Form of Performance-Based Restricted Stock Unit Agreement for Executive Officers under 2006 Equity and Cash Compensation Incentive Plan

EX-10.10 4 d652525dex1010.htm EXHIBIT 10.10 Exhibit 10.10

Exhibit 10.10




(as amended as of January 21, 2019)



The purpose of this Supplement (the “Supplement”) to the Teradyne, Inc. 2006 Equity and Cash Compensation Incentive Plan (the “Plan”) and the terms and conditions applicable to restricted stock units (“Restricted Stock Units”) set forth in Section 7 of the Plan (the “Terms”), as amended, modified or restated (the Plan and the Terms as modified by this Supplement in accordance with the terms hereof, the “Danish Subplan”), is to allow Teradyne, Inc. (the “Company”) to grant certain employees and officers of its Danish subsidiaries, (“Teradyne Denmark Subsidiaries”) Restricted Stock Units in a manner that will comply with certain conditions set forth in the Danish Share Option Act (aktieoptionsoloven) as amended on 6 December 2018 and effective 1 January 2019 (“Danish Share Option Act”). Capitalized terms used herein but not elsewhere defined shall have the same meanings as those in the Plan or the Terms. Unless as set forth herein, all of the terms of the Plan and Terms shall apply to grants under this Danish Subplan.

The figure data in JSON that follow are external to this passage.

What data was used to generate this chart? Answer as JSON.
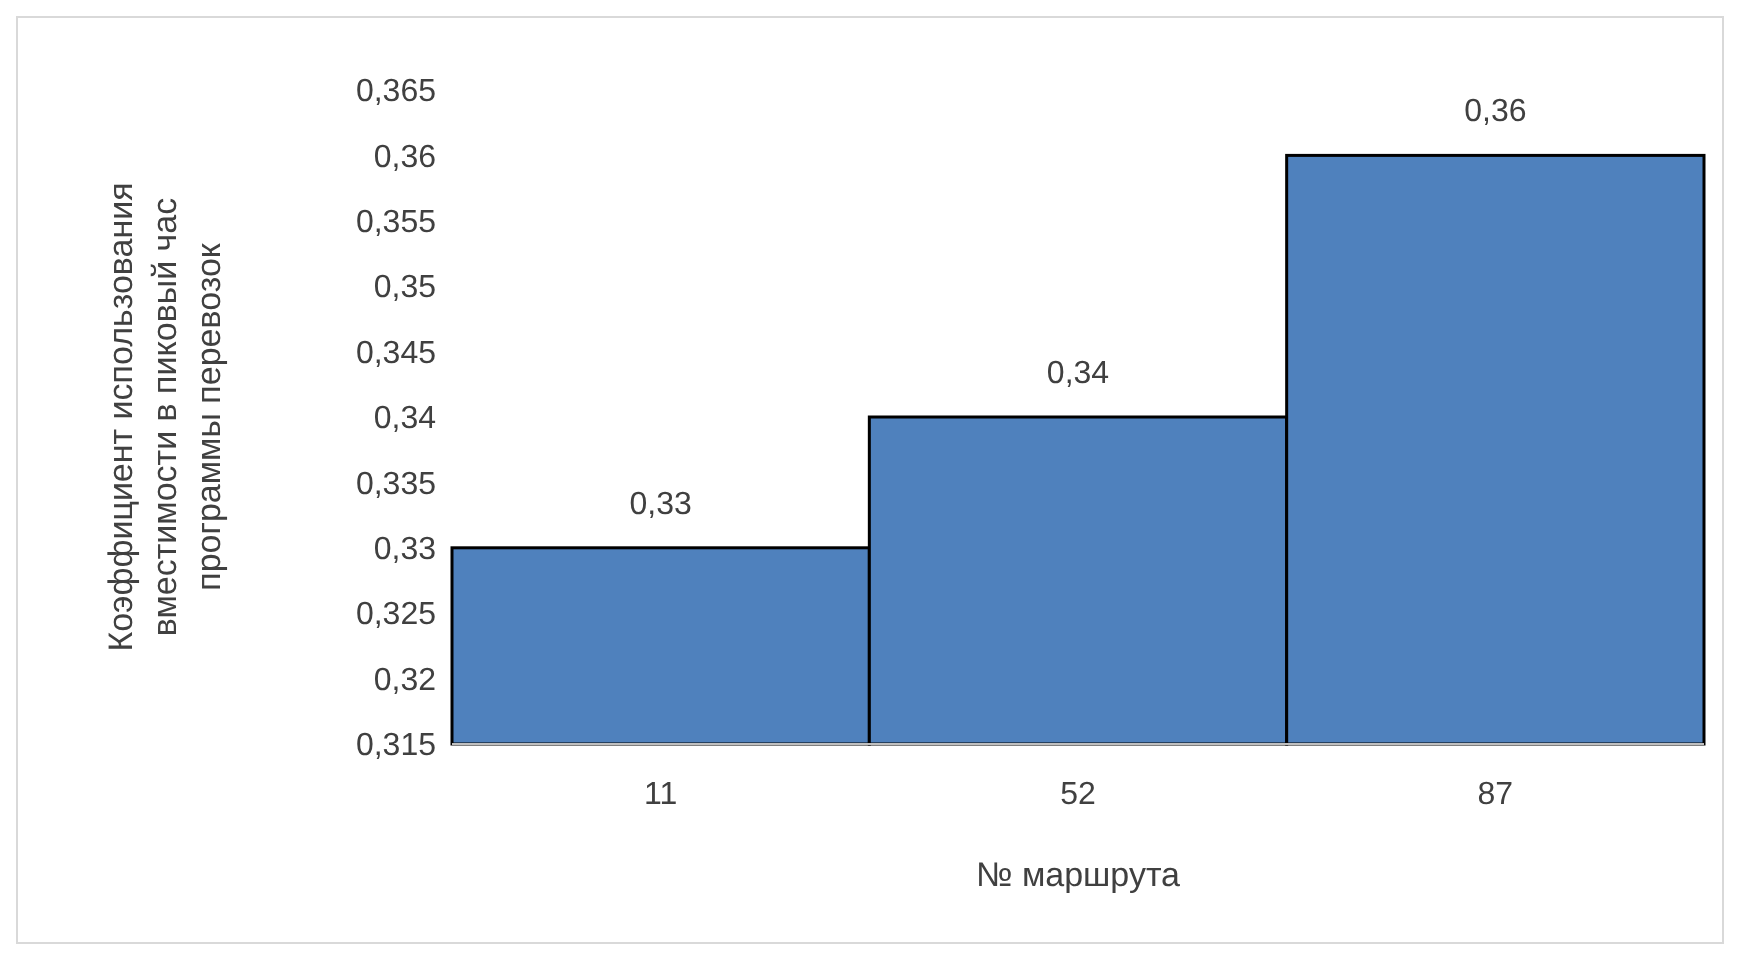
{
  "chart_data": {
    "type": "bar",
    "xlabel": "№ маршрута",
    "ylabel": "Коэффициент использования вместимости в пиковый час программы перевозок",
    "categories": [
      "11",
      "52",
      "87"
    ],
    "values": [
      0.33,
      0.34,
      0.36
    ],
    "color": "#4f81bd",
    "value_labels": [
      "0,33",
      "0,34",
      "0,36"
    ],
    "ylim": [
      0.315,
      0.365
    ],
    "yticks": [
      {
        "value": 0.315,
        "label": "0,315"
      },
      {
        "value": 0.32,
        "label": "0,32"
      },
      {
        "value": 0.325,
        "label": "0,325"
      },
      {
        "value": 0.33,
        "label": "0,33"
      },
      {
        "value": 0.335,
        "label": "0,335"
      },
      {
        "value": 0.34,
        "label": "0,34"
      },
      {
        "value": 0.345,
        "label": "0,345"
      },
      {
        "value": 0.35,
        "label": "0,35"
      },
      {
        "value": 0.355,
        "label": "0,355"
      },
      {
        "value": 0.36,
        "label": "0,36"
      },
      {
        "value": 0.365,
        "label": "0,365"
      }
    ],
    "grid": false
  }
}
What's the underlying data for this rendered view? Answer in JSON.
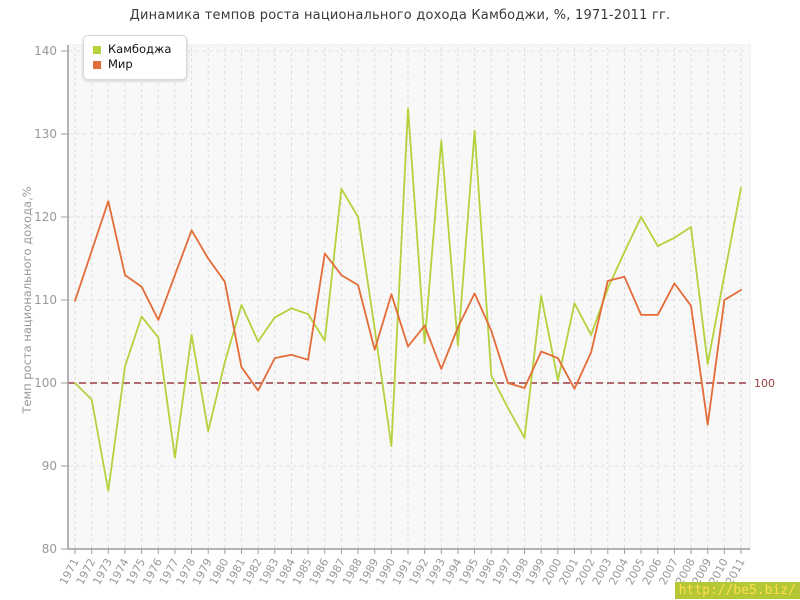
{
  "title": "Динамика темпов роста национального дохода Камбоджи, %, 1971-2011 гг.",
  "watermark": "http://be5.biz/",
  "chart_data": {
    "type": "line",
    "title": "Динамика темпов роста национального дохода Камбоджи, %, 1971-2011 гг.",
    "xlabel": "",
    "ylabel": "Темп роста национального дохода,%",
    "ylim": [
      80,
      140
    ],
    "yticks": [
      80,
      90,
      100,
      110,
      120,
      130,
      140
    ],
    "grid": true,
    "legend_position": "top-left",
    "reference_line": {
      "value": 100,
      "label": "100",
      "color": "#9a3e44"
    },
    "categories": [
      1971,
      1972,
      1973,
      1974,
      1975,
      1976,
      1977,
      1978,
      1979,
      1980,
      1981,
      1982,
      1983,
      1984,
      1985,
      1986,
      1987,
      1988,
      1989,
      1990,
      1991,
      1992,
      1993,
      1994,
      1995,
      1996,
      1997,
      1998,
      1999,
      2000,
      2001,
      2002,
      2003,
      2004,
      2005,
      2006,
      2007,
      2008,
      2009,
      2010,
      2011
    ],
    "series": [
      {
        "name": "Камбоджа",
        "slug": "cambodia",
        "color": "#b3d23c",
        "values": [
          100,
          98,
          87,
          102,
          108,
          105.5,
          91,
          105.8,
          94.2,
          102.5,
          109.4,
          105,
          107.9,
          109,
          108.3,
          105.1,
          123.4,
          120,
          106.5,
          92.4,
          133.1,
          104.8,
          129.2,
          104.5,
          130.4,
          100.9,
          97,
          93.4,
          110.5,
          100.3,
          109.6,
          105.8,
          111.4,
          115.8,
          120,
          116.5,
          117.5,
          118.8,
          102.3,
          113,
          123.5
        ]
      },
      {
        "name": "Мир",
        "slug": "world",
        "color": "#e36c38",
        "values": [
          109.9,
          115.9,
          121.9,
          113,
          111.6,
          107.6,
          113,
          118.4,
          115,
          112.2,
          101.9,
          99.1,
          103,
          103.4,
          102.8,
          115.6,
          113,
          111.8,
          104,
          110.7,
          104.4,
          106.9,
          101.7,
          106.7,
          110.8,
          106.3,
          100,
          99.4,
          103.8,
          103,
          99.3,
          103.7,
          112.3,
          112.8,
          108.2,
          108.2,
          112,
          109.3,
          95,
          110,
          111.2
        ]
      }
    ]
  },
  "colors": {
    "plot_background": "#f8f8f8",
    "grid": "#dddddd",
    "axis": "#9c9c9c",
    "tick_label": "#999999",
    "reference": "#9a3e44",
    "watermark_bg": "#b5c734",
    "watermark_text": "#ffdf4d"
  }
}
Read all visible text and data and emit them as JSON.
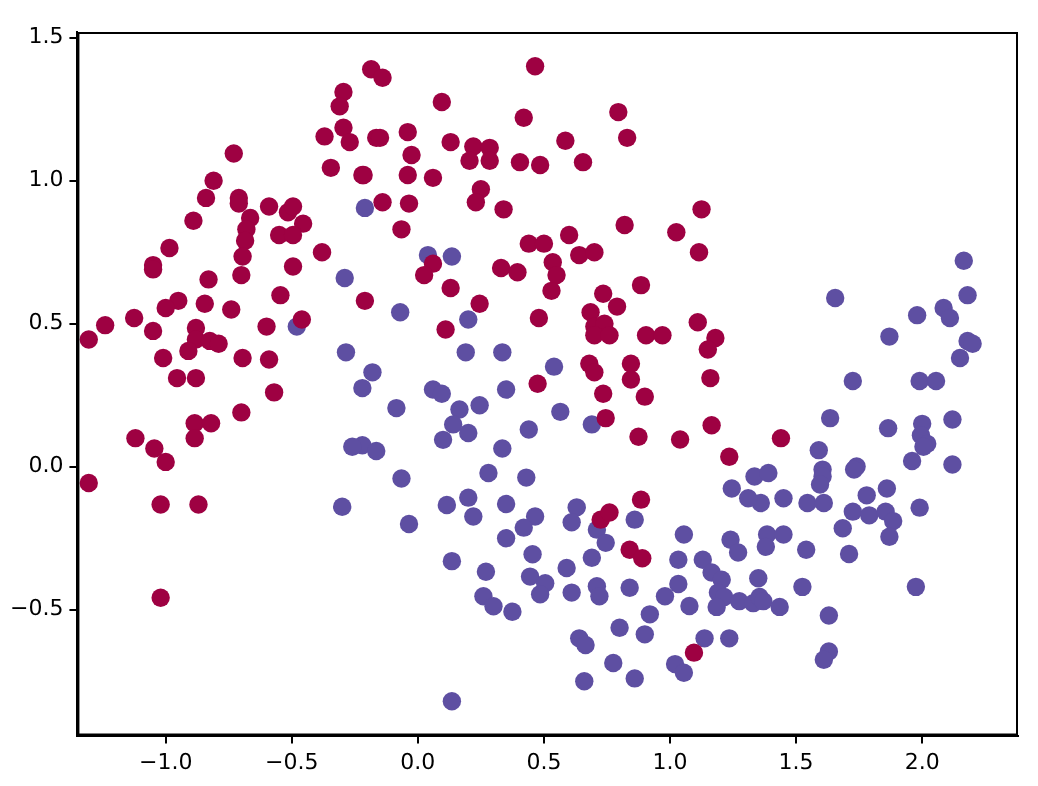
{
  "chart_data": {
    "type": "scatter",
    "marker": "circle",
    "grid": false,
    "legend": false,
    "xlim": [
      -1.35,
      2.38
    ],
    "ylim": [
      -0.94,
      1.52
    ],
    "xticks": [
      {
        "value": -1,
        "label": "−1.0"
      },
      {
        "value": -0.5,
        "label": "−0.5"
      },
      {
        "value": 0,
        "label": "0.0"
      },
      {
        "value": 0.5,
        "label": "0.5"
      },
      {
        "value": 1,
        "label": "1.0"
      },
      {
        "value": 1.5,
        "label": "1.5"
      },
      {
        "value": 2,
        "label": "2.0"
      }
    ],
    "yticks": [
      {
        "value": -0.5,
        "label": "−0.5"
      },
      {
        "value": 0,
        "label": "0.0"
      },
      {
        "value": 0.5,
        "label": "0.5"
      },
      {
        "value": 1,
        "label": "1.0"
      },
      {
        "value": 1.5,
        "label": "1.5"
      }
    ],
    "series": [
      {
        "color": "#9e0142",
        "x": [
          -0.185,
          -0.295,
          -0.31,
          -0.295,
          -0.37,
          -0.27,
          -0.165,
          -0.345,
          -0.22,
          -0.73,
          -0.81,
          -0.84,
          -0.71,
          -0.71,
          -0.665,
          -0.59,
          -0.515,
          -0.495,
          -0.455,
          -0.55,
          -0.495,
          -0.68,
          -0.685,
          -0.695,
          -0.89,
          -0.985,
          -1.05,
          -1.05,
          -0.38,
          -0.495,
          -0.7,
          -0.83,
          -0.545,
          -0.21,
          -0.95,
          -1.0,
          -0.845,
          -0.74,
          -0.46,
          -1.125,
          -1.24,
          -1.305,
          -1.05,
          -0.88,
          -0.6,
          -0.88,
          -0.825,
          -0.79,
          -0.91,
          -1.01,
          -0.695,
          -0.59,
          -0.955,
          -0.88,
          -0.14,
          0.465,
          0.095,
          0.42,
          0.795,
          0.83,
          0.585,
          0.655,
          -0.15,
          -0.04,
          -0.025,
          0.13,
          0.22,
          0.285,
          0.205,
          0.285,
          0.405,
          0.485,
          -0.215,
          -0.04,
          0.06,
          0.25,
          0.23,
          -0.14,
          -0.035,
          0.34,
          -0.065,
          0.82,
          1.025,
          0.6,
          0.44,
          0.5,
          0.64,
          0.7,
          0.535,
          0.55,
          0.53,
          0.33,
          0.395,
          0.06,
          0.025,
          0.13,
          0.735,
          0.885,
          0.245,
          0.48,
          0.685,
          0.79,
          0.11,
          0.7,
          0.74,
          0.7,
          0.76,
          0.905,
          0.97,
          0.68,
          0.845,
          0.475,
          0.7,
          0.845,
          0.9,
          0.735,
          0.745,
          0.875,
          1.04,
          0.885,
          0.725,
          0.76,
          0.84,
          0.89,
          1.125,
          1.115,
          1.11,
          1.18,
          1.15,
          1.16,
          1.165,
          1.235,
          1.44,
          1.095,
          -0.57,
          -0.7,
          -0.885,
          -0.82,
          -0.885,
          -1.12,
          -1.045,
          -1.0,
          -1.305,
          -1.02,
          -0.87,
          -1.02
        ],
        "values": [
          1.39,
          1.31,
          1.26,
          1.185,
          1.155,
          1.135,
          1.15,
          1.045,
          1.02,
          1.095,
          1.0,
          0.94,
          0.94,
          0.92,
          0.87,
          0.91,
          0.89,
          0.91,
          0.85,
          0.81,
          0.81,
          0.83,
          0.79,
          0.735,
          0.86,
          0.765,
          0.705,
          0.69,
          0.75,
          0.7,
          0.67,
          0.655,
          0.6,
          0.58,
          0.58,
          0.555,
          0.57,
          0.55,
          0.515,
          0.52,
          0.495,
          0.445,
          0.475,
          0.485,
          0.49,
          0.445,
          0.44,
          0.43,
          0.405,
          0.38,
          0.38,
          0.375,
          0.31,
          0.31,
          1.36,
          1.4,
          1.275,
          1.22,
          1.24,
          1.15,
          1.14,
          1.065,
          1.15,
          1.17,
          1.09,
          1.135,
          1.12,
          1.115,
          1.07,
          1.07,
          1.065,
          1.055,
          1.02,
          1.02,
          1.01,
          0.97,
          0.925,
          0.925,
          0.92,
          0.9,
          0.83,
          0.845,
          0.82,
          0.81,
          0.78,
          0.78,
          0.74,
          0.75,
          0.715,
          0.67,
          0.615,
          0.695,
          0.68,
          0.71,
          0.67,
          0.625,
          0.605,
          0.635,
          0.57,
          0.52,
          0.54,
          0.56,
          0.48,
          0.49,
          0.5,
          0.46,
          0.46,
          0.46,
          0.46,
          0.36,
          0.36,
          0.29,
          0.33,
          0.305,
          0.245,
          0.255,
          0.17,
          0.105,
          0.095,
          -0.115,
          -0.185,
          -0.16,
          -0.29,
          -0.32,
          0.9,
          0.75,
          0.505,
          0.45,
          0.41,
          0.31,
          0.145,
          0.035,
          0.1,
          -0.65,
          0.26,
          0.19,
          0.152,
          0.152,
          0.1,
          0.1,
          0.064,
          0.017,
          -0.057,
          -0.132,
          -0.132,
          -0.458
        ]
      },
      {
        "color": "#5e4fa2",
        "x": [
          -0.21,
          -0.29,
          -0.48,
          -0.285,
          -0.18,
          0.04,
          0.135,
          -0.07,
          0.2,
          0.19,
          0.335,
          0.54,
          2.165,
          1.655,
          2.18,
          1.98,
          2.085,
          2.11,
          1.87,
          2.18,
          2.2,
          2.15,
          1.725,
          1.99,
          2.055,
          1.635,
          1.865,
          2.0,
          1.995,
          2.02,
          2.005,
          1.96,
          2.12,
          2.12,
          1.59,
          1.605,
          1.605,
          1.595,
          1.74,
          1.73,
          1.86,
          1.78,
          1.99,
          1.725,
          1.79,
          1.855,
          1.885,
          1.685,
          1.87,
          1.71,
          1.545,
          1.61,
          1.45,
          1.36,
          1.31,
          1.245,
          1.335,
          1.39,
          1.055,
          1.24,
          1.27,
          1.385,
          1.45,
          1.38,
          1.54,
          1.033,
          1.13,
          1.165,
          1.205,
          1.033,
          1.077,
          1.19,
          1.215,
          1.275,
          1.33,
          1.355,
          1.37,
          1.185,
          1.35,
          1.435,
          1.525,
          1.63,
          1.63,
          1.61,
          1.975,
          1.137,
          1.235,
          1.02,
          1.055,
          -0.22,
          0.06,
          0.095,
          -0.085,
          0.165,
          0.14,
          0.245,
          0.35,
          0.565,
          0.44,
          0.69,
          0.2,
          0.1,
          -0.22,
          -0.165,
          0.335,
          -0.065,
          0.28,
          0.43,
          0.2,
          0.115,
          0.22,
          -0.035,
          0.35,
          0.465,
          0.42,
          0.35,
          0.63,
          0.61,
          0.71,
          0.745,
          0.86,
          0.135,
          0.27,
          0.455,
          0.69,
          0.59,
          0.445,
          0.505,
          0.485,
          0.61,
          0.71,
          0.72,
          0.84,
          0.98,
          0.92,
          0.9,
          0.8,
          0.26,
          0.3,
          0.375,
          0.64,
          0.665,
          0.775,
          0.86,
          0.66,
          0.135,
          -0.26,
          -0.3
        ],
        "values": [
          0.905,
          0.66,
          0.49,
          0.4,
          0.33,
          0.74,
          0.735,
          0.54,
          0.515,
          0.4,
          0.4,
          0.35,
          0.72,
          0.59,
          0.6,
          0.53,
          0.555,
          0.52,
          0.455,
          0.44,
          0.43,
          0.38,
          0.3,
          0.3,
          0.3,
          0.17,
          0.135,
          0.15,
          0.11,
          0.08,
          0.07,
          0.02,
          0.165,
          0.008,
          0.058,
          -0.01,
          -0.034,
          -0.062,
          0.001,
          -0.01,
          -0.076,
          -0.1,
          -0.143,
          -0.157,
          -0.17,
          -0.157,
          -0.19,
          -0.215,
          -0.245,
          -0.305,
          -0.127,
          -0.127,
          -0.11,
          -0.127,
          -0.11,
          -0.076,
          -0.034,
          -0.022,
          -0.237,
          -0.255,
          -0.3,
          -0.237,
          -0.237,
          -0.28,
          -0.29,
          -0.325,
          -0.325,
          -0.37,
          -0.395,
          -0.41,
          -0.487,
          -0.44,
          -0.455,
          -0.47,
          -0.477,
          -0.455,
          -0.47,
          -0.49,
          -0.39,
          -0.49,
          -0.42,
          -0.52,
          -0.646,
          -0.675,
          -0.42,
          -0.6,
          -0.6,
          -0.69,
          -0.72,
          0.275,
          0.27,
          0.255,
          0.205,
          0.2,
          0.148,
          0.215,
          0.27,
          0.192,
          0.13,
          0.148,
          0.118,
          0.094,
          0.075,
          0.055,
          0.064,
          -0.041,
          -0.022,
          -0.038,
          -0.108,
          -0.134,
          -0.174,
          -0.2,
          -0.13,
          -0.174,
          -0.213,
          -0.25,
          -0.142,
          -0.194,
          -0.22,
          -0.266,
          -0.185,
          -0.33,
          -0.367,
          -0.306,
          -0.318,
          -0.354,
          -0.384,
          -0.407,
          -0.446,
          -0.44,
          -0.418,
          -0.453,
          -0.423,
          -0.453,
          -0.516,
          -0.586,
          -0.563,
          -0.453,
          -0.488,
          -0.507,
          -0.6,
          -0.623,
          -0.686,
          -0.74,
          -0.75,
          -0.82,
          0.07,
          -0.14
        ]
      }
    ]
  }
}
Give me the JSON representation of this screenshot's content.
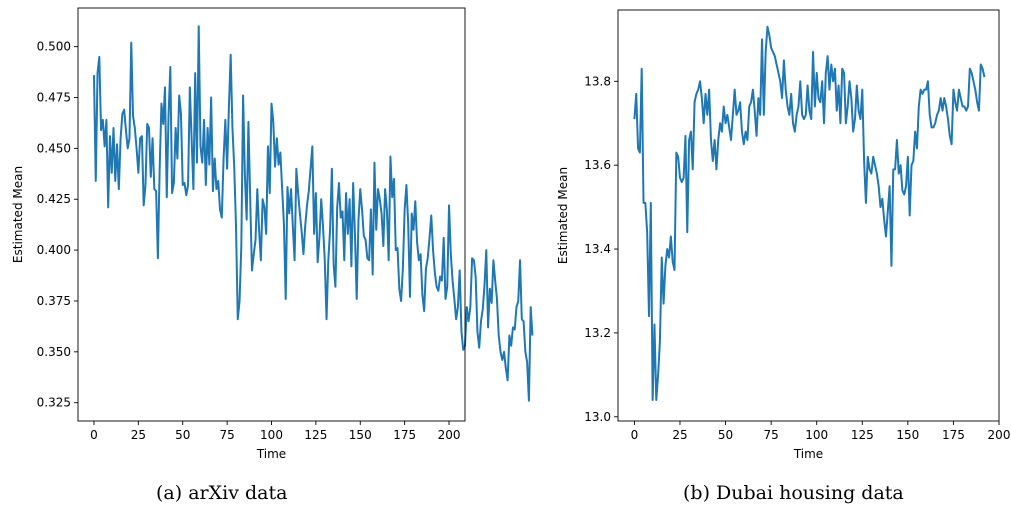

This Danish Subplan was authorized and approved by the Compensation Committee of the Board of Directors on January 21, 2019. The Danish Subplan is a new equity incentive scheme designed to comply with the Danish Share Option Act.


Only employees and officers of Teradyne Denmark Subsidiaries are eligible to receive Awards of Restricted Stock Units under this Danish Subplan.

Effect of Termination of Employment

Restricted Stock Units granted under this Danish Subplan will not vest further after termination of employment, except in limited certain circumstances as follows: If the recipient’s employment with Teradyne Denmark Subsidiaries ends on account of permanent disability or death, the unvested portion of an Award which would have vested if the employee had continued employment through the relevant vesting period shall automatically become vested in full on the date of his or her termination of employment on account of permanent disability or death.

In all other circumstances, any unvested portion of Restricted Stock Units will be forfeited as of the date of termination of employment. The recipient’s employment will be considered terminated as of the date the recipient is no longer actively providing services to Teradyne Denmark Subsidiaries regardless of the reason for such termination or the terms of the recipient’s employment agreement, if any. The recipient’s right to vest in the RSUs under this Danish Subplan, if any, will terminate as of such date and will not be extended by any notice period (e.g., the recipient’s period of service would not include any contractual notice period or any period of “garden leave” or similar period mandated under Danish employment laws or the terms of the recipient’s employment agreement, if any). The Committee shall have the exclusive discretion to determine when the recipient is no longer actively providing services for purposes of an Award (including whether the recipient may still be considered to be providing services while on a leave of absence).

A recipient’s employment shall be considered as continuing uninterrupted during any bona fide leave of absence (such as those attributable to illness or military obligations) provided that the period of such leave does not exceed 90 days or, in the case of an employee, if longer, any period during which the employee’s right to reemployment is guaranteed by Danish law. A bona fide leave of absence with the written approval of the Committee shall not be considered an interruption of employment, provided that such written approval contractually obligates Teradyne Denmark Subsidiaries to continue the employment of the recipient after the approved period of absence.